The 58-year-old cyclist killed in a collision with a flatbed truck at Bloor St. W. and St. George St. earlier this week has been identified as Dalia Chako, a grandmother who loved to ride her bike.
Skylor Brummans, who says he is Chako’s son, wrote in a post on the Advocacy for Respect for Cyclists Facebook page that his mother leaves behind a granddaughter.
“My mother was a (woman) who loved to travel and has been all around the world,” Brummans wrote. “She was new to Toronto but really loved the city.
“She LOVED to ride her bike.”
Chako was found without vital signs following the collision in the Annex on Tuesday. She was pronounced dead shortly after.

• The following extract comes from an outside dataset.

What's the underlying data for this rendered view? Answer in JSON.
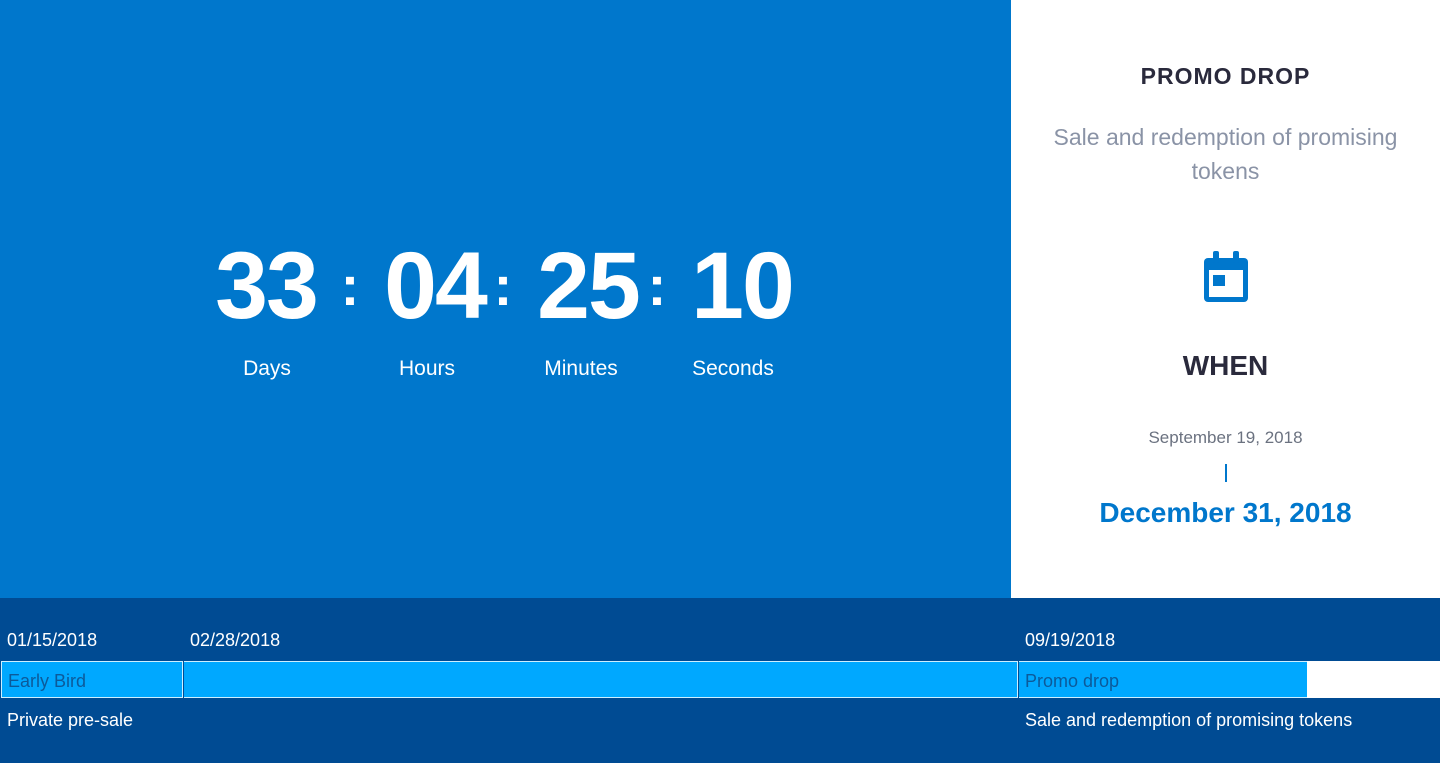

At the scene, a bike with a small pink bell on the handlebars could be seen lying on the ground, the front wheel crumpled, with a helmet lying nearby.
Advocacy for Respect for Cyclists, the group that arranges ghost bike rides for cyclists killed in Toronto, plans to hold Chako’s ride next Wednesday.
Brummans said he plans to attend.
Cyclists will meet Wednesday evening at Spadina and Bloor to ride the one-kilometre route to the crash site at Bloor St. W. and St. George St.
Including Chako’s, there will be three ghost bike rides in five days, said Joey Schwartz with Advocacy for Respect for Cyclists.
“I think most of us are feeling a bit shell-shocked by it,” Schwartz said. “It’s horrible.”
Chako is the fourth cyclist to die on the streets of Toronto this year.
On Tuesday, Mayor John Tory tweeted: “My thoughts are with the family and friends of the woman who died while cycling at Bloor and St. George Sts. today. The deaths of pedestrians (and) cyclists on our streets is deeply troubling to me. I am determined to do all we can to make our streets safer.”
The number of cyclists and pedestrians dying on the streets of Toronto has led to outrage and demands for change.
“I am calling for a state of emergency, which means treating this crisis as a high priority and investing in immediate measures to create a safe environment for vulnerable road users,” said Jennifer Keesmaat, Toronto’s former chief planner, on Wednesday.
“The way in which Americans discount gun deaths, Torontonians and their leaders seem to discount car-related deaths — like there’s nothing we can do about it,” said Richard Florida, a renowned University of Toronto cities expert.
Traffic death numbers compiled by the Star are higher than the official police count. That’s in part because Toronto police figures for traffic fatalities don’t include deadly collisions that happen on private property, such as in the parking lots of apartment buildings or malls, or on provincial 400-series highways within Toronto, which are the jurisdiction of the Ontario Provincial Police.
The Star has counted four cyclist deaths this year; police have counted three, excluding the March 20 death of a cyclist who hit a parked car in North York.
Neither tally includes victims of homicide, such as those killed in the Yonge St. van rampage.